Uniform decay of function norms

TL;DR

This paper introduces new relations between function spaces over infinite measure spaces, focusing on uniform decay of norms and localized almost-compactness, to analyze compactness properties in a broad quasi-Banach setting.

Contribution

It defines and studies two novel relations for function spaces over infinite measure spaces, extending compactness analysis beyond classical normed spaces.

Findings

Established an abstract compactness principle using the new relations.

Provided concrete examples illustrating the relations.

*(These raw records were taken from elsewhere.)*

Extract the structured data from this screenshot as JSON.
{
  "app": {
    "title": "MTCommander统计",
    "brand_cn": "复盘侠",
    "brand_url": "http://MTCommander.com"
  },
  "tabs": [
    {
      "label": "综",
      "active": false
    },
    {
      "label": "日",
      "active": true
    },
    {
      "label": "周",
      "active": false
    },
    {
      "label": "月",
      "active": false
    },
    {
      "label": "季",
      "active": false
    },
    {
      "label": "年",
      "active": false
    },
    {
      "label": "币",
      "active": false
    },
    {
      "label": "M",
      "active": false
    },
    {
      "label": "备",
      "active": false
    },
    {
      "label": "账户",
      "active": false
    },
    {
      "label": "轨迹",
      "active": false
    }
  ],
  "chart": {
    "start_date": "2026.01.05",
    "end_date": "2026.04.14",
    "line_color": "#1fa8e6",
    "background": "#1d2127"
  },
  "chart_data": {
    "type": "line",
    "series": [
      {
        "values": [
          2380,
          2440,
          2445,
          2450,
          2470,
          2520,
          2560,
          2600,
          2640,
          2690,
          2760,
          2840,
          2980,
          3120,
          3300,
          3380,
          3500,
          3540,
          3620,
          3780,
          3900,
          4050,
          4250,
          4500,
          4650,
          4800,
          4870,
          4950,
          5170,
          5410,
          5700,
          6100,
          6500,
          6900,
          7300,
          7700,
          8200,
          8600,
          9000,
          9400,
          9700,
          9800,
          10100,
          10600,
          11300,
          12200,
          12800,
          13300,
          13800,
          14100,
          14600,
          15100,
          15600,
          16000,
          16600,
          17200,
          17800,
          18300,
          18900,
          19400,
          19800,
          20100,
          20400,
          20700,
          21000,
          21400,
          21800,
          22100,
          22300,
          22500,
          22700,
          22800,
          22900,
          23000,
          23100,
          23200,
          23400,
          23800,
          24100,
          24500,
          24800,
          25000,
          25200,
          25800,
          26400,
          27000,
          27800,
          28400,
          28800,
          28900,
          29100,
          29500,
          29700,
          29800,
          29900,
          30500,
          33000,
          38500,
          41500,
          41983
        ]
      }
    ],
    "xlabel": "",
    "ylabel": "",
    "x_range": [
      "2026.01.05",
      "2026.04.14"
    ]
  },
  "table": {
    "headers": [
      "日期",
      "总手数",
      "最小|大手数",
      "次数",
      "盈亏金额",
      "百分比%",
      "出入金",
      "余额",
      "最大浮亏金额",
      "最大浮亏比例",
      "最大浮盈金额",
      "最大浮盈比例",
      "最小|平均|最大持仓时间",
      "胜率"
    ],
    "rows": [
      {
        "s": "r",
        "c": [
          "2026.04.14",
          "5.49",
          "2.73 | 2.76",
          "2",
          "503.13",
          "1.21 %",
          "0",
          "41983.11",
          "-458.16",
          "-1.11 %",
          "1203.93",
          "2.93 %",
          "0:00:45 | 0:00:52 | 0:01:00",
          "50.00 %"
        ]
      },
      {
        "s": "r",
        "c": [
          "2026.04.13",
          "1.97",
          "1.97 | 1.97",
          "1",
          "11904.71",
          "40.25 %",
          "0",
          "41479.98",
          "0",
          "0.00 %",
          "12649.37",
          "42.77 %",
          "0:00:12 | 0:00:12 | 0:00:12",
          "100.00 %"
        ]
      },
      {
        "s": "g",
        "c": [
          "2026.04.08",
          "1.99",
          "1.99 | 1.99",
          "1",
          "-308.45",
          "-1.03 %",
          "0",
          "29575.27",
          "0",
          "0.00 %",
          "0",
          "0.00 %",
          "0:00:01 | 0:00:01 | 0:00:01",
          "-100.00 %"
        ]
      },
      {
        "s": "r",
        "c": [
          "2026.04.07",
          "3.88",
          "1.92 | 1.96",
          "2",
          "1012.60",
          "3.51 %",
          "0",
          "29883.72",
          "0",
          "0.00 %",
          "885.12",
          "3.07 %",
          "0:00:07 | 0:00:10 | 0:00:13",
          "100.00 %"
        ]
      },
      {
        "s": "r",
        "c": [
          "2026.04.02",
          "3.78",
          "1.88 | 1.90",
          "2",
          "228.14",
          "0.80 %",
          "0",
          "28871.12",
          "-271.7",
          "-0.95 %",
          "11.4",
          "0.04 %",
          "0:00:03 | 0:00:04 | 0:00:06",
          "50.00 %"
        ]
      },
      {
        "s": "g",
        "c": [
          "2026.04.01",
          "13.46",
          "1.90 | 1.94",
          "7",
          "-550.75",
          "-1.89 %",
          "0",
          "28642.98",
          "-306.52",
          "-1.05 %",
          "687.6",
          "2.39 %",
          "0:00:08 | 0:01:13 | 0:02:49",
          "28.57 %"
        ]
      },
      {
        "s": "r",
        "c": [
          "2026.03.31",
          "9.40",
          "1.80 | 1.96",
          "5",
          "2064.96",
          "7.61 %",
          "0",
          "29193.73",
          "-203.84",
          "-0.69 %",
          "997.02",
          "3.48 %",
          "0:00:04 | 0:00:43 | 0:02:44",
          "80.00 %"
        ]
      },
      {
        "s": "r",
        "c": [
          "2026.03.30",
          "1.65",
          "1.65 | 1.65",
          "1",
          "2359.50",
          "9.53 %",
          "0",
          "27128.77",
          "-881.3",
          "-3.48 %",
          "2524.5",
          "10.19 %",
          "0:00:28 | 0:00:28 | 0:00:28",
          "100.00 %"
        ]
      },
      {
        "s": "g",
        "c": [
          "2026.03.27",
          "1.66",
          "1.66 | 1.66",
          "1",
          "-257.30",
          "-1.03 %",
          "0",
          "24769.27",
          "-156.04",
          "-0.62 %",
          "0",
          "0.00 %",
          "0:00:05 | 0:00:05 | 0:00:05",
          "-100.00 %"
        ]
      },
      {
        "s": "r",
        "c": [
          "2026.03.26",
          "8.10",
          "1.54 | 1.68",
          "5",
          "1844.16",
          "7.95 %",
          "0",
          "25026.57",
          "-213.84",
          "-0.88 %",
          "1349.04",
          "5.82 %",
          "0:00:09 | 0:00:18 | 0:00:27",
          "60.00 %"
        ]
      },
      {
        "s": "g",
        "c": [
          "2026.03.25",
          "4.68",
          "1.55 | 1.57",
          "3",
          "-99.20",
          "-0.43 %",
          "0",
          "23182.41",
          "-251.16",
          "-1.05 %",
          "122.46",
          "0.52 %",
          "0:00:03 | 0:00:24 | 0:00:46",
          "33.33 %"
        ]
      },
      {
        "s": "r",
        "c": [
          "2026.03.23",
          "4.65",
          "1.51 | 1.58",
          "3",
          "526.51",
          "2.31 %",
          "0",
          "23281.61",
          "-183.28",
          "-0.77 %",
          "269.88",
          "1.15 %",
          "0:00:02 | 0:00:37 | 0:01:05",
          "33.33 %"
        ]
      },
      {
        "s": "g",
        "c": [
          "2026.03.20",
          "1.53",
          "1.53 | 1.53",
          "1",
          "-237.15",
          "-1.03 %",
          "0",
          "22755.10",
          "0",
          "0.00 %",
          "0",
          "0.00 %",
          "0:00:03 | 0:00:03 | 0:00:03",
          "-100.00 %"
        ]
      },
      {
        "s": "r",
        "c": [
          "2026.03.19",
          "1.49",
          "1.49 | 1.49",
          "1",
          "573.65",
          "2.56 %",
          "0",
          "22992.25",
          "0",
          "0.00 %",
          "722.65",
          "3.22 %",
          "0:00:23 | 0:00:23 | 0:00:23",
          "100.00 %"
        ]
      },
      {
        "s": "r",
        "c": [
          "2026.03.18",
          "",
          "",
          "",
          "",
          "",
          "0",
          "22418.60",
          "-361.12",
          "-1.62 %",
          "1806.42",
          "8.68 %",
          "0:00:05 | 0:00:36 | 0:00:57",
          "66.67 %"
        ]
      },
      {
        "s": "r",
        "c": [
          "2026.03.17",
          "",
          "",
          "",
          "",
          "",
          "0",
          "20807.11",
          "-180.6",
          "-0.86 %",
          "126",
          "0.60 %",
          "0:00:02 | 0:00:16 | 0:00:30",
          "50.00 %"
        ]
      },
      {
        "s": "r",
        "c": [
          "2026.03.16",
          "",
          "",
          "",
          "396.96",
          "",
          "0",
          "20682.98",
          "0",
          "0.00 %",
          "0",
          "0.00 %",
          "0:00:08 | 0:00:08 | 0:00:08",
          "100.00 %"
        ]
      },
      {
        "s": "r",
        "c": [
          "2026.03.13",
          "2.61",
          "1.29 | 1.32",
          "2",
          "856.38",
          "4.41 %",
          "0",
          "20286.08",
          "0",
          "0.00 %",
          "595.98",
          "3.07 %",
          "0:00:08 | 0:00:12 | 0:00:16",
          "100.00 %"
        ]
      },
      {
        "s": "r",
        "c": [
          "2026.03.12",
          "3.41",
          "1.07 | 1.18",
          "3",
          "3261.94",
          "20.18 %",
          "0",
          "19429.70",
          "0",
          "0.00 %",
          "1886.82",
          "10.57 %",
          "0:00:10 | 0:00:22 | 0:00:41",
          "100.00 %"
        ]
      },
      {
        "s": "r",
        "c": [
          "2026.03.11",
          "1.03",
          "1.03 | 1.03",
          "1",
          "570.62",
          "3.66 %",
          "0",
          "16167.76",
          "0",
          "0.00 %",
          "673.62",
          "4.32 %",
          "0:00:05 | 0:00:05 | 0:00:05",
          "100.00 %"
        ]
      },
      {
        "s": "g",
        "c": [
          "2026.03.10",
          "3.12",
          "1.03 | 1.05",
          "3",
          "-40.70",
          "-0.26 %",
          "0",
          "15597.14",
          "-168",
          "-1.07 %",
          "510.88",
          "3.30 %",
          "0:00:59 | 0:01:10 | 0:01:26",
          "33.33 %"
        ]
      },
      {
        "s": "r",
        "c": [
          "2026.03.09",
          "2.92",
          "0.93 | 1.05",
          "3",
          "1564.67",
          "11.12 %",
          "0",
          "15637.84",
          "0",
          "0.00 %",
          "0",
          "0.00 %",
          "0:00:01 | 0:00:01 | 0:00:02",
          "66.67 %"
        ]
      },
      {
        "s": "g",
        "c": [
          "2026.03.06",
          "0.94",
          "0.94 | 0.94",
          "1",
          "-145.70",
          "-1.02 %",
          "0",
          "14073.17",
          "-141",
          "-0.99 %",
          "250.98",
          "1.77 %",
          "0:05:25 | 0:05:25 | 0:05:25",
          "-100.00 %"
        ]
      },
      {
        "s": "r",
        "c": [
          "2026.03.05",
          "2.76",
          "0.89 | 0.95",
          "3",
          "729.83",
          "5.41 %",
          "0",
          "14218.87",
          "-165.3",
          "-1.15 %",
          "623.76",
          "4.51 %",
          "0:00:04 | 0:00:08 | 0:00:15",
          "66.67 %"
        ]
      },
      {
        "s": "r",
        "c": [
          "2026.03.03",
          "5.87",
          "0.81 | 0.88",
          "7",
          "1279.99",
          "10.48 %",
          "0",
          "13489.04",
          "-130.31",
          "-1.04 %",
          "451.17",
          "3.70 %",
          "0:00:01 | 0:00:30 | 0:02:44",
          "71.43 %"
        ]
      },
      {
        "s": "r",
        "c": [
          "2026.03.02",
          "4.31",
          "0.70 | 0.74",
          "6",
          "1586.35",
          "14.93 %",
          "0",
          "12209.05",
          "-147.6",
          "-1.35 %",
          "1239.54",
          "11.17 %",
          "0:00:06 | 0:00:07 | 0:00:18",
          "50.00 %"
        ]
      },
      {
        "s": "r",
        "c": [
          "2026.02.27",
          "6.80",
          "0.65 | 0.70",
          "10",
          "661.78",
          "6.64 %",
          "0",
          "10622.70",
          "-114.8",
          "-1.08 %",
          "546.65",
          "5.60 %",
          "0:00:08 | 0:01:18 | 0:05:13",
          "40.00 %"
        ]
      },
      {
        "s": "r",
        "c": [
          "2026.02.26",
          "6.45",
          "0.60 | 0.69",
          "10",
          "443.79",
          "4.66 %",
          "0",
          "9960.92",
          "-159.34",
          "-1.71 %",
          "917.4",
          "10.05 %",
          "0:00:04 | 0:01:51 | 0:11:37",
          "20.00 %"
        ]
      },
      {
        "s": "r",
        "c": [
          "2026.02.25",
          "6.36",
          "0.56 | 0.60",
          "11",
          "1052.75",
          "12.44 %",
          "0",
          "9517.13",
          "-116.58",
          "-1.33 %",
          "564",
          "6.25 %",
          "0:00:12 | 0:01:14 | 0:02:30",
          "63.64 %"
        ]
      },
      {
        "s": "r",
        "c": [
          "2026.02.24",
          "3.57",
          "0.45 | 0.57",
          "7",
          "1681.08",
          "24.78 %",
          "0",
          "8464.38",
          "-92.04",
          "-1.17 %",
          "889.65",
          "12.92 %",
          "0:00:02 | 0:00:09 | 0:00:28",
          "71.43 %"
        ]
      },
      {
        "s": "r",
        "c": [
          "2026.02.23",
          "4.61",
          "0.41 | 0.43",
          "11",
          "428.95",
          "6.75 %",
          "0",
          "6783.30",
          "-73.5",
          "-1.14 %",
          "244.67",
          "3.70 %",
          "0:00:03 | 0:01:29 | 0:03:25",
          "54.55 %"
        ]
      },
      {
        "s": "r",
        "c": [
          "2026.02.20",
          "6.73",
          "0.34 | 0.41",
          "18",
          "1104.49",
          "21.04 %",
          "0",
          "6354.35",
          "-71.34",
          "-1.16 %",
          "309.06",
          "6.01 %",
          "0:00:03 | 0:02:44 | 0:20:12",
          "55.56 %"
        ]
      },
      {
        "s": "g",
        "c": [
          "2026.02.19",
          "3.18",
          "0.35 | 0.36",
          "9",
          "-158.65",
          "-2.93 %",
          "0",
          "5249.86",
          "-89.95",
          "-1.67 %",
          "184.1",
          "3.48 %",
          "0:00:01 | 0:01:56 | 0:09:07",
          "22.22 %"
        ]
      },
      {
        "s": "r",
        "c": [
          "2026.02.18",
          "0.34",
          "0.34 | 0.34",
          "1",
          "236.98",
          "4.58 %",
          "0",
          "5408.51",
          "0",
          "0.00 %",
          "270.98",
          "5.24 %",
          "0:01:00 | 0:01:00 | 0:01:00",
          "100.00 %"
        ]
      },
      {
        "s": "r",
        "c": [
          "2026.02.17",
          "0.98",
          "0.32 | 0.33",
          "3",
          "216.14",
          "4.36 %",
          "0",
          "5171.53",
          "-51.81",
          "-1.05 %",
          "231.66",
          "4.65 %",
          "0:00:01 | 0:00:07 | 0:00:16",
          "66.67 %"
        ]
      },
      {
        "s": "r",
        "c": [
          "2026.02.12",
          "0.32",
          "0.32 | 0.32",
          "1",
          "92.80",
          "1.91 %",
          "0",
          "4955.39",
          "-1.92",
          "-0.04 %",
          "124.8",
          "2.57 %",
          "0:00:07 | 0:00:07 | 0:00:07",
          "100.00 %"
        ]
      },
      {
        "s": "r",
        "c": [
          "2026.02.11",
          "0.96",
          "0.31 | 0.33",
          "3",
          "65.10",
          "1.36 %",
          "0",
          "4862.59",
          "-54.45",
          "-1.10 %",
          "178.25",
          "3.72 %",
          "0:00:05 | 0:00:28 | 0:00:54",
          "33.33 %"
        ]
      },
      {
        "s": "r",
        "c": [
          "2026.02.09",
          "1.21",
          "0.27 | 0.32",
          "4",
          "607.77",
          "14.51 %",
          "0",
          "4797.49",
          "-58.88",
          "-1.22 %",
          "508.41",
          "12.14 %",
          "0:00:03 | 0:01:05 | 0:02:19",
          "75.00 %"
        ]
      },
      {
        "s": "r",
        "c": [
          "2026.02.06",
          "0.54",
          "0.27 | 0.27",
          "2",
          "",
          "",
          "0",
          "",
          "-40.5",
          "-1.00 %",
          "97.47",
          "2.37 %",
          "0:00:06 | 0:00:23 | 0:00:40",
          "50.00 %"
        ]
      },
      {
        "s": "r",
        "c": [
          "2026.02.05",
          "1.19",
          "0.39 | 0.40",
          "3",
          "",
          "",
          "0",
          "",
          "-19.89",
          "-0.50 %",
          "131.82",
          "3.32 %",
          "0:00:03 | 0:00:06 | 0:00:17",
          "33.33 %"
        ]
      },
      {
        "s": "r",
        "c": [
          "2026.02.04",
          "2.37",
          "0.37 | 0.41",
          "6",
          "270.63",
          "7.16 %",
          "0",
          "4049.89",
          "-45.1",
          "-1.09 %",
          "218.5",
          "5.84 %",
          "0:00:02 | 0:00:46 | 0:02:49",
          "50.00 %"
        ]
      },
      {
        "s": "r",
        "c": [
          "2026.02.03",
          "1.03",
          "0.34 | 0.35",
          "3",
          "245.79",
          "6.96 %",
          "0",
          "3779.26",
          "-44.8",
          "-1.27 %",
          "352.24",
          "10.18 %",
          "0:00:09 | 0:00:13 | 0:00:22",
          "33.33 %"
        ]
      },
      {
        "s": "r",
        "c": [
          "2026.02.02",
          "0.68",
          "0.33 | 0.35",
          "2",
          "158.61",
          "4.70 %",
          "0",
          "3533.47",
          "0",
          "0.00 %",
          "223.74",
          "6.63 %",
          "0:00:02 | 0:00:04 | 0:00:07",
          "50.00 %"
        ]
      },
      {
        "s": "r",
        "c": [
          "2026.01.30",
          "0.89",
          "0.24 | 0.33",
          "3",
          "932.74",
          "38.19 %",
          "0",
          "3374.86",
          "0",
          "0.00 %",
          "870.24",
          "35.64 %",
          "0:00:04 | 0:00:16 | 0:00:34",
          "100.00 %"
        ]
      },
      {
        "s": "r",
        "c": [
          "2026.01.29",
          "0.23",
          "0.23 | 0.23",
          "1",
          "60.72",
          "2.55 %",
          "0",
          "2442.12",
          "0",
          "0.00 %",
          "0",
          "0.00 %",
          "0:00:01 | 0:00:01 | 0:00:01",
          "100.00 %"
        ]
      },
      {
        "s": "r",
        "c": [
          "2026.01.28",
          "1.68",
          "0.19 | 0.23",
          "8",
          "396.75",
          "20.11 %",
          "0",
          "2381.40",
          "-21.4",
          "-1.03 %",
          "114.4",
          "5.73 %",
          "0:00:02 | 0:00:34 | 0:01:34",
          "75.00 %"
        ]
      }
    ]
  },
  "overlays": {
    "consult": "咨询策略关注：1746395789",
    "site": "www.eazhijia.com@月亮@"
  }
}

Applied the framework to Sobolev space embeddings on ^n.

Abstract

We introduce and study two new relations between function spaces over measure spaces of infinite measure, motivated by the question of establishing compactness. The first relation captures the uniform decay of function (quasi-)norms ``at infinity''. It appeared implicitly in the first author's recent work on the compactness of Sobolev embeddings of radially symmetric functions on $\mathbb{R}^n$. The second is a suitably localized version of the relation of almost-compact embeddings, which has been successfully used to study compactness in function spaces over measure spaces of finite measure, but becomes of no use in the case of infinite measure. Our framework is that of quasi-Banach function spaces, which need not be normable or rearrangement invariant. This level of generality leads us to introduce the notion of extremal fundamental functions associated with a (quasi-)Banach function space. We provide several concrete examples and establish an abstract compactness principle involving the new relations. Finally, we demonstrate a possible application of this principle to embeddings of inhomogeneous Sobolev spaces on $\mathbb{R}^n$.